Reina Emily Lawrence (born New York, 1860/1, died Essex, 24 February 1940) was an American British lawyer and politician from Hampstead, who was the first female councillor in London, elected in December 1907, and one of the first women in the United Kingdom to be awarded a law degree.

==Career==
She was educated at St. John's Wood High School and received a 3rd class LLB from University College London in 1893. She was a partner with Eliza Orme, the first woman in England to receive a law degree (also from UCL), at their law office from the mid-1880s on Chancery Lane.

She was on the executive of the Women's National Liberal Association 1897-1902, a trustee of the Mary Macarthur Home, and a member of the government's Central Committee on Women’s Employment during World War I. Lawrence volunteered for the homeless on the Hampstead Distress Committee from 1905 and promoted reform of the swimming baths.

In the first year that women were no longer prohibited from standing for election in the United Kingdom, following the passing of the Qualification of Women Act, Lawrence stood in a by-election in Belsize ward to Hampstead Borough Council following the resignation of C. S. Preston. The first women borough councillors, seven in England and one in Scotland, had been elected on 1 November. Lawrence was elected on 12 December 1907 with a majority of 319 votes. She gained support from Orme and the Hampstead Women's Local Government Society, stressing that she was not a suffragette. A contemporary newspaper reported she was "strongly recommended by several members of Parliament and local aldermen and councillors". She was on the baths, distress, public health, and works committees. Another woman, Quaker social worker Mary E. Balkhill, was elected unopposed to Kilburn ward in Hampstead the following May. Despite support from the Hampstead Non-Political and Progressive Association, Lawrence lost the subsequent election in October 1909 by six votes.

==Personal life==
Reina was born in New York to an Anglo-Jewish family. Her father John Moss Lawrence was a merchant and investor, and her mother Emily was from Spanish Town, Jamaica. She was the third of nine siblings. The family moved to London in the 1870s and settled in Belsize Park in the 1880s at 37 Belsize Avenue, where Reina remained living with her parents, close to the family of her law partner Orme. Her younger sister Caroline (born 1864/5) also studied at UCL, reading English and French. Another sister Esther was a kindergarten teacher. Her younger brother Henry Walton Lawrence, known as HW Lawrence, was a business partner of Arthur Henry Bullen.
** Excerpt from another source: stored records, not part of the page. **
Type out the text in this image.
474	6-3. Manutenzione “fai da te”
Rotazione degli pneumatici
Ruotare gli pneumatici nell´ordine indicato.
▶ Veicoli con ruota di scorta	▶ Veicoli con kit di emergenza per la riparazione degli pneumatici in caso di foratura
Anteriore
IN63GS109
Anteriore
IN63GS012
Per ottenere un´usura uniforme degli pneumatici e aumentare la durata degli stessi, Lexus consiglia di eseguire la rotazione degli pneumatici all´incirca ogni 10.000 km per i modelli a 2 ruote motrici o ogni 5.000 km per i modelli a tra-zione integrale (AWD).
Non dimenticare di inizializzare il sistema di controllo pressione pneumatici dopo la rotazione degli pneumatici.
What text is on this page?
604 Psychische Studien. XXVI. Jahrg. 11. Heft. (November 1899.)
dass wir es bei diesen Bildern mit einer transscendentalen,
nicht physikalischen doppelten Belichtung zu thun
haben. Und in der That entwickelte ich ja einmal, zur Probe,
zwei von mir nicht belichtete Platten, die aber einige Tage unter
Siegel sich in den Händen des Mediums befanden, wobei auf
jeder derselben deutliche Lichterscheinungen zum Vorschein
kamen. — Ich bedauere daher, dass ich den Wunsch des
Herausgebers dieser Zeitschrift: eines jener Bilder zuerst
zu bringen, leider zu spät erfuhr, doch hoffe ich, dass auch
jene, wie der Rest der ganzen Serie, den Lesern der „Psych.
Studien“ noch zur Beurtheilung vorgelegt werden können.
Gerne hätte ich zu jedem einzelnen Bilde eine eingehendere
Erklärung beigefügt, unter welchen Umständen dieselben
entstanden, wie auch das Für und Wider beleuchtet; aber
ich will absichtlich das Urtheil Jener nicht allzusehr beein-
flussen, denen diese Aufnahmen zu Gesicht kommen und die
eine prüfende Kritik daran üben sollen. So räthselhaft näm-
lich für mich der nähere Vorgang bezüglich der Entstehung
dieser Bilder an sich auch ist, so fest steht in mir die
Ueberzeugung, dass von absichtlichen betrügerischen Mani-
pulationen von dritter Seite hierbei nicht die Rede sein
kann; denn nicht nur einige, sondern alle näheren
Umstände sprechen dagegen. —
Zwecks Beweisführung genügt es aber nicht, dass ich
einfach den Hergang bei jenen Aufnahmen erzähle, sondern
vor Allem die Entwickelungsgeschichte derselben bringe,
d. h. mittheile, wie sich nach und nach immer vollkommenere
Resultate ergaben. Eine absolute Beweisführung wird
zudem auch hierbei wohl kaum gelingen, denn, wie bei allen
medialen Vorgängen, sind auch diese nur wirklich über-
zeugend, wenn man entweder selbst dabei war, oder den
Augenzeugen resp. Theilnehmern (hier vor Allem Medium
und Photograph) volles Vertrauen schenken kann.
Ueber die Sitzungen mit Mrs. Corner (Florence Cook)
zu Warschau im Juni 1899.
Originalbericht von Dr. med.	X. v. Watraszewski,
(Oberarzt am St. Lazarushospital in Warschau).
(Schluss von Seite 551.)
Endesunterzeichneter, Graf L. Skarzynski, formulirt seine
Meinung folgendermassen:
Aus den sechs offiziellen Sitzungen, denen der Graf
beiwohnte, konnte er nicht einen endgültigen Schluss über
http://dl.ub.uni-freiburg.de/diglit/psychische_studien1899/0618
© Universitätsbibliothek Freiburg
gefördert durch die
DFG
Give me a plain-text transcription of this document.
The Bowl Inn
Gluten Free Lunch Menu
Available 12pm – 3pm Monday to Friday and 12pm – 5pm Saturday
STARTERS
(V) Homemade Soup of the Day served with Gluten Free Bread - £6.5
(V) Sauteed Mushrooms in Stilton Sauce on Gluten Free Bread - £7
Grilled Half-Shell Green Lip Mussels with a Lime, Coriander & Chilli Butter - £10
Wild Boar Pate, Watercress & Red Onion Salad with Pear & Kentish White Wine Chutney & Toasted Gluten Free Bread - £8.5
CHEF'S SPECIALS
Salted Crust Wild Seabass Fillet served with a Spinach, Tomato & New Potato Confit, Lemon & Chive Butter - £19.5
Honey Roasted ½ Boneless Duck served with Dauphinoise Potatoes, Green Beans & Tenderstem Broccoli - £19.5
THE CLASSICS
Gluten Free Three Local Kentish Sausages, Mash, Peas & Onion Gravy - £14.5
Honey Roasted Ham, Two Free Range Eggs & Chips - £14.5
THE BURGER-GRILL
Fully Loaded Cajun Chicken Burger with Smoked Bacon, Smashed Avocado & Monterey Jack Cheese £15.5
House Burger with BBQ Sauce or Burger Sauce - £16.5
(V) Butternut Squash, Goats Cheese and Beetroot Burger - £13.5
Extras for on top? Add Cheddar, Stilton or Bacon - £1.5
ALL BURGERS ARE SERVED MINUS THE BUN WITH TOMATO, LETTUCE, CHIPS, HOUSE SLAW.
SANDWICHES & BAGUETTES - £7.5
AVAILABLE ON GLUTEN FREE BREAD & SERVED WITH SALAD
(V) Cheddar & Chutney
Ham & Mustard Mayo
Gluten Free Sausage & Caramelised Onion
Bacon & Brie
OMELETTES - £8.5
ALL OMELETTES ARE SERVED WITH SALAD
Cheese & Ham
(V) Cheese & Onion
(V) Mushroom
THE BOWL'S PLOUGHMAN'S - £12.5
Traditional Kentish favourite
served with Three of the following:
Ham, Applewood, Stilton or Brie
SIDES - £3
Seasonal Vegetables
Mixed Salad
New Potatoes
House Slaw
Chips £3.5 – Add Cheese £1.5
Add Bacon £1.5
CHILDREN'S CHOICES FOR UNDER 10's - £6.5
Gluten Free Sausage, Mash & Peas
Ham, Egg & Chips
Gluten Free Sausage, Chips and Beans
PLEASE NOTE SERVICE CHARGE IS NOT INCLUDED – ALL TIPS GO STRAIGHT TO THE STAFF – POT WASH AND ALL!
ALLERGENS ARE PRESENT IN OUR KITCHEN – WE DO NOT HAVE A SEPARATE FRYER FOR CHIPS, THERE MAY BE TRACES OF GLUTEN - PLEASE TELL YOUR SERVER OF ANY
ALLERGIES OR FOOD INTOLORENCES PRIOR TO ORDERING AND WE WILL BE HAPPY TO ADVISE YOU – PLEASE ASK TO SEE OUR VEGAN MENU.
She was the executor and residuary beneficiary of Orme's will when she died in 1937. They may have had an intimate relationship, referred to as a "Boston marriage". By 1911 she had moved to Messing, Essex and she died in Essex in 1940.

==Legacy==
Two years after her death in 1940, it was noted that her "balanced counsel during her long life of useful work steered many Hampstead charitable bodies." Lawrence's election as a councillor was commemorated in 2008 by an Early Day Motion in the House of Commons, sponsored by Lynne Featherstone and signed by 33 MPs. Lawrence was featured in an exhibition at Holborn library in Camden from December 2007 to January 2008, alongside Mary Wollstonecraft and Elizabeth Garrett Anderson. Lawrence's election was included in a 2009 government "Women in power" factsheet that left out the election of Margaret Thatcher as the first woman Prime Minister. In December 2018, the London Assembly included Lawrence among 100 women they proposed to have an English Heritage blue plaque, in honour of 100 years since some women were given the vote.